Geçen yazımda Boyhood’u izlemek
istiyorum demiştim ya.. Evet, izledim arkadaşlar. Ve kelimenin tam anlamıyla
bayıldım! Durum filmlerini sevenler için şiddetle tavsiyemdir. Ama yok siz ‘izle izle sonunda anlamsızca bitsin, ne
anlarım ben o filmden’ diyen bir giriş-gelişme-sonuç izleyicisiyseniz boşverin:) daha ayrıntılı bir yorum istiyorsanız: tıktık
(Ethan Hawke’dan vazgeçemeyen
yönetmen Richard Linklater’ı sırf bu yönünden dolayı bile çok seviyorum:))
*Two for the Road:
80ler 90lar sineaması benim için
hep bir numara olsa da.. Audrey Hepburn’a olan hayranlığım nedeniyle daha
önceki yıllarla da aramı fazla açmıyorum doğrusu. Çoğu Hepburn filmini izlememe
rağmen, bu filmi atlayıvermişim.. Film dönemine göre değerlendirildiğinde çok
güzel bir kurguya sahip; hatta flashbacklerin babası sayılabilecek türden.
Özellikle evlilik kurumuna getirdiği eleştiriler ile tadından yenmiyor.
‘bitenin bitmiş olduğunu görmek cesaret işi’
*Third Person:
Ünlülerin fazla olduğu bir kadro
ile göz dolduran filmimiz; NewYork/Paris/Roma üçlüsünde geçiyor. Aynı zamanda
da üç farklı hikaye var. Bu arada, finalini tek seferde anlarsanız ses verin! Ben
tam olarak anlamak için 3 kez izledim:)
‘bilmediğim şeyler hakkında yazarım, anlamadığım şeyleri ise
kurgularım.’
*Aşkın Ömrü 3 Yıldır (l'amour dure trois ans):
Takip ettiğim bloglardan biri
olan, minikmini’nin filmi yorumlamasının ardından bir merak ettim. Ve geçen gün
izledim. Nasıl mıydı? Ne sevdim ne sevmedim..
Bukowski’nin sözleriyle başlayan
film o kadar yüksek başladı ki; sonrasında gelişen hikaye, replikler vs. o
yüksekliğe çıkamadı ben de. Beklentim fazla uçmuştu oysa ki..
‘evliler öğle yemeği, aşıklar akşam yemeği yerler.’
*What If
Bu sabah izledim. Sıcağı sıcağına
yazıyorum.. Kadın-Erkek arkadaş olabilir mi?
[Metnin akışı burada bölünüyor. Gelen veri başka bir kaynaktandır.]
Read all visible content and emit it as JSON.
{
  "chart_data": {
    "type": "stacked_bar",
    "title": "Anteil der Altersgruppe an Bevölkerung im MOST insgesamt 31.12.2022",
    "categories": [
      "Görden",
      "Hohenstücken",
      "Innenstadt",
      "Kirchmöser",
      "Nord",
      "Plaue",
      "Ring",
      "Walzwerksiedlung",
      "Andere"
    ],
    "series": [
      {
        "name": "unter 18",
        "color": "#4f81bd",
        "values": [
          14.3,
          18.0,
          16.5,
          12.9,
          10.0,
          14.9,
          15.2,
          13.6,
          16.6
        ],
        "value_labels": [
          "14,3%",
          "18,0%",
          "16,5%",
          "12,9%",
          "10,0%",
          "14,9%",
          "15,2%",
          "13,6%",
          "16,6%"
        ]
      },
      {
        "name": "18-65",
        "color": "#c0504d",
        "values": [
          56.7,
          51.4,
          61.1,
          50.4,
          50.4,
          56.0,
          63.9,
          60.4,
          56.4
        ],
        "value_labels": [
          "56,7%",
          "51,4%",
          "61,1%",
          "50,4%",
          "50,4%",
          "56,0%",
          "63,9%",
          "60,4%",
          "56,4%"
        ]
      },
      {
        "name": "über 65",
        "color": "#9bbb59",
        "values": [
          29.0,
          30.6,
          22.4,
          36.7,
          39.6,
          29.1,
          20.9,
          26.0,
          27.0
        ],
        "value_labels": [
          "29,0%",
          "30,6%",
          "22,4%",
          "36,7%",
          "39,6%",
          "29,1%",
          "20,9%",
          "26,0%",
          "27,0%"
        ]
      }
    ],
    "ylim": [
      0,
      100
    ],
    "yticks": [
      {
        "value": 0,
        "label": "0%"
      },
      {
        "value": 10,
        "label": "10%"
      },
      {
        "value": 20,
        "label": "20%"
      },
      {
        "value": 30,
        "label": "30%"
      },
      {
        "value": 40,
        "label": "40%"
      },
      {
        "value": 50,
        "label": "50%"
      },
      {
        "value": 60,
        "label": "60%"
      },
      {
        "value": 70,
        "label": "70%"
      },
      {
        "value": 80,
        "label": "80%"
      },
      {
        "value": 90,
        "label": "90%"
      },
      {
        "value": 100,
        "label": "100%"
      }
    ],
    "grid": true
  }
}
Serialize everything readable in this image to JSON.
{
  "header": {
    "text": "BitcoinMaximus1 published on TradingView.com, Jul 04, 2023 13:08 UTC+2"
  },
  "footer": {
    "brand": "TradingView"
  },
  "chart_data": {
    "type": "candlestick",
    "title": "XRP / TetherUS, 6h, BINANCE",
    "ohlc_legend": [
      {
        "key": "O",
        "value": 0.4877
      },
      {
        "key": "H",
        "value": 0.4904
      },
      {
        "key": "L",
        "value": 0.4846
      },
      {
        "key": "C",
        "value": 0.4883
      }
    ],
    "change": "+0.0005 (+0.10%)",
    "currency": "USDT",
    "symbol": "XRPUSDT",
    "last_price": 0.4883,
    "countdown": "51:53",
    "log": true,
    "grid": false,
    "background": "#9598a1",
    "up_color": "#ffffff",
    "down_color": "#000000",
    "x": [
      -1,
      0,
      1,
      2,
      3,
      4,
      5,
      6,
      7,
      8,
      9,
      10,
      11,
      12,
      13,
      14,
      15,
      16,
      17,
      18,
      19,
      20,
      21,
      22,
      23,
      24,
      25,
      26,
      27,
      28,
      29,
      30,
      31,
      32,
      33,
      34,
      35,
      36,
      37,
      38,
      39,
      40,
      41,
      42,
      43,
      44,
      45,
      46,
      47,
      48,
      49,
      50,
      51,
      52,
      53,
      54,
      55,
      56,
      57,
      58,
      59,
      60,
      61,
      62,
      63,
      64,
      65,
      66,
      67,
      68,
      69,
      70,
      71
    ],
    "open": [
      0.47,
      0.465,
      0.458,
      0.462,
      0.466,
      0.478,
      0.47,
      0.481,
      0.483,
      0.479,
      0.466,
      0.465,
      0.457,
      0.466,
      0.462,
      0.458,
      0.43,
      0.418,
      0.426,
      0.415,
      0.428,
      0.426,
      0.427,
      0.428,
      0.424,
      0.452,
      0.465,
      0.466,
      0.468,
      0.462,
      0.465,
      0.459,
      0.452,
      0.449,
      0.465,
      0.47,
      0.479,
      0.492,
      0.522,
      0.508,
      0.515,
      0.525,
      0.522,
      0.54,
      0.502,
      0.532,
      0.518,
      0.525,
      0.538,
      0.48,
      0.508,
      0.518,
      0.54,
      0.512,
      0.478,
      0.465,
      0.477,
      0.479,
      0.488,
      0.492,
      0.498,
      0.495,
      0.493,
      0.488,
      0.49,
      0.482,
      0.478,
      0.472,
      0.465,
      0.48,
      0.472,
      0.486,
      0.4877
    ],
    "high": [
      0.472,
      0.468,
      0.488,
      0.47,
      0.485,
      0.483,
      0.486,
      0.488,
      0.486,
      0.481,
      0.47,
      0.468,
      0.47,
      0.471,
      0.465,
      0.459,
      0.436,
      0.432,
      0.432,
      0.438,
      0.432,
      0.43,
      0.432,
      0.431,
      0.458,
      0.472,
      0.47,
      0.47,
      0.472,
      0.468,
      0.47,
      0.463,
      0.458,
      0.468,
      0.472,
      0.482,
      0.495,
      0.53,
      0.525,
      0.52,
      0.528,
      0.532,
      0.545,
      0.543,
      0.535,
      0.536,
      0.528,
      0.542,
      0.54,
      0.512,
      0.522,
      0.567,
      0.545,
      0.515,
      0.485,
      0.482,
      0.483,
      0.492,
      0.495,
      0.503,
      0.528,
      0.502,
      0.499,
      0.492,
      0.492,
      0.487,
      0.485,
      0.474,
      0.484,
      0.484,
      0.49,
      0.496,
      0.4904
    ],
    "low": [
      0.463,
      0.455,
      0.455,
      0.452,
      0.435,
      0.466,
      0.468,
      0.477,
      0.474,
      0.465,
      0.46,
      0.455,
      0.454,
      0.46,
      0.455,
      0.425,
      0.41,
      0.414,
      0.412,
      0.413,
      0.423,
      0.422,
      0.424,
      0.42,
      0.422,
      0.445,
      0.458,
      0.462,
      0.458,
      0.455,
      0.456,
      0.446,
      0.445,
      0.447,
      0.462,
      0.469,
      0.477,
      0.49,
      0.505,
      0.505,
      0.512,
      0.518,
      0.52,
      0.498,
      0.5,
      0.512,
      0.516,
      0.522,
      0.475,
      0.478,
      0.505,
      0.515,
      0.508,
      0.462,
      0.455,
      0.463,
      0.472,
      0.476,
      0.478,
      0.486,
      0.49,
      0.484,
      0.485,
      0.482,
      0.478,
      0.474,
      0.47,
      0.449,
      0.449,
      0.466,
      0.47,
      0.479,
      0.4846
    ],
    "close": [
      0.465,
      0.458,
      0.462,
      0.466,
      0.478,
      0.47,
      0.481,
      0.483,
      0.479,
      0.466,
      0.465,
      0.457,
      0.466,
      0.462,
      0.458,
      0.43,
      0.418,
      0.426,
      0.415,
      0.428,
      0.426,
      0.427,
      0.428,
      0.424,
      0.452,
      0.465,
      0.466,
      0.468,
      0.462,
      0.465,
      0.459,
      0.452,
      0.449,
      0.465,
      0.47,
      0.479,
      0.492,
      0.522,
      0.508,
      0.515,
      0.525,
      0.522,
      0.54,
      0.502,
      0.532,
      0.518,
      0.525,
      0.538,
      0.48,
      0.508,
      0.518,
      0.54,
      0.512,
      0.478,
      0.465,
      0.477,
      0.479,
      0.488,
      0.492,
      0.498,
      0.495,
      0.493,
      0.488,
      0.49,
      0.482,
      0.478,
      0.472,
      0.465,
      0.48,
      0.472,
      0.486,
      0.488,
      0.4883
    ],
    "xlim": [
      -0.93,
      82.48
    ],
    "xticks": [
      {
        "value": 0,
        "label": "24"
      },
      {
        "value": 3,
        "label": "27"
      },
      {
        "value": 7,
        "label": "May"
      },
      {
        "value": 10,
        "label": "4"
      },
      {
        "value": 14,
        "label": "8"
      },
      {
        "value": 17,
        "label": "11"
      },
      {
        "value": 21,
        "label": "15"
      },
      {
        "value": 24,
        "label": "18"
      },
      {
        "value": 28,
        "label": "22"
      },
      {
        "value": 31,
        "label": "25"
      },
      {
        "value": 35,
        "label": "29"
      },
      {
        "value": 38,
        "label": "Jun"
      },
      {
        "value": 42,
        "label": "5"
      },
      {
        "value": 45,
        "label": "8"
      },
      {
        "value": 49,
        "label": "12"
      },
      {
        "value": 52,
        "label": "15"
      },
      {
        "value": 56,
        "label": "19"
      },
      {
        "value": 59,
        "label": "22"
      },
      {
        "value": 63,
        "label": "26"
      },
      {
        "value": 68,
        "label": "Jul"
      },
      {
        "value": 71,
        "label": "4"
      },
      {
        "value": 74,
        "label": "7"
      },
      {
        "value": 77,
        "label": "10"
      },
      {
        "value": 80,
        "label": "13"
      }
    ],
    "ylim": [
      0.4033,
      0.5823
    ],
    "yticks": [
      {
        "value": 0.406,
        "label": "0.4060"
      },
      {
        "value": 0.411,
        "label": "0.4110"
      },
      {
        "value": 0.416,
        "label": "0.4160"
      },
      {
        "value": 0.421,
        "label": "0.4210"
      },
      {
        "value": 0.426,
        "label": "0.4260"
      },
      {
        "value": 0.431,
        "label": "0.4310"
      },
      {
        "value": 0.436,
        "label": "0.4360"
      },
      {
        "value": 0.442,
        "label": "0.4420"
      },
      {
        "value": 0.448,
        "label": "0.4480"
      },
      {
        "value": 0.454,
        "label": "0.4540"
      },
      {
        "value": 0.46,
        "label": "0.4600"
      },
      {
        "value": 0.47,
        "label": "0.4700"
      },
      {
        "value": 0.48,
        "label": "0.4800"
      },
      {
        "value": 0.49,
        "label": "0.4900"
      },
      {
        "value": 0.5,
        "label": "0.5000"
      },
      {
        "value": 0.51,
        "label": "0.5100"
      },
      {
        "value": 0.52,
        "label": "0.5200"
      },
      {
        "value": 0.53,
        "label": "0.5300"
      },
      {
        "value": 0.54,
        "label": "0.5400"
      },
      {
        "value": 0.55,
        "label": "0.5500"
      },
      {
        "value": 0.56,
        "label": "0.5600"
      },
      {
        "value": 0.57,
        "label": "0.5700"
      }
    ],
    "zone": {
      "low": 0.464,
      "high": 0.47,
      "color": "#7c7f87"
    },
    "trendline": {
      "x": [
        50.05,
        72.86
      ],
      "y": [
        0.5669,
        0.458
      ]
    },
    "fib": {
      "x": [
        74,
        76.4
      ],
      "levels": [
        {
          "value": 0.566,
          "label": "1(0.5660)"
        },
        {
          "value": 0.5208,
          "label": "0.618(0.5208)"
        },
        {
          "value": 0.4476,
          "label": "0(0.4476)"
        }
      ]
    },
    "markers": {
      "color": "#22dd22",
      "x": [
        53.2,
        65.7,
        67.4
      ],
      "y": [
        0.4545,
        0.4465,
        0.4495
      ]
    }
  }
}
Uzaktan ilişki yürütülebilir mi?
gibi soruların temelinde olduğu klasik bir romantikli film. Klasikleşen
konuların kombinasyonlarını izlediğimiz için artık, bu konu bana eleştirilecek
bir şeymiş gibi görünmüyor. Bu tarz filmlerde benim aradığım tek şey, beni
içine çekmesi. Belki çiftlerin uyumu, belki filmin çekildiği şehir, fonda çalan
şarkı vs. neyse. What If’i sevdim ben!
:D
Televizyonda ‘kampüsistan’ın tekrar bölümlerine denk gelmemle birlikte,
kendimi 90lara ve 2000lere vurdum ve tüm dizilerin jeneriklerini izledim:) bu
nedenle de sabah başladığım yazıyı ancak şimdi sonlandırabiliyorum.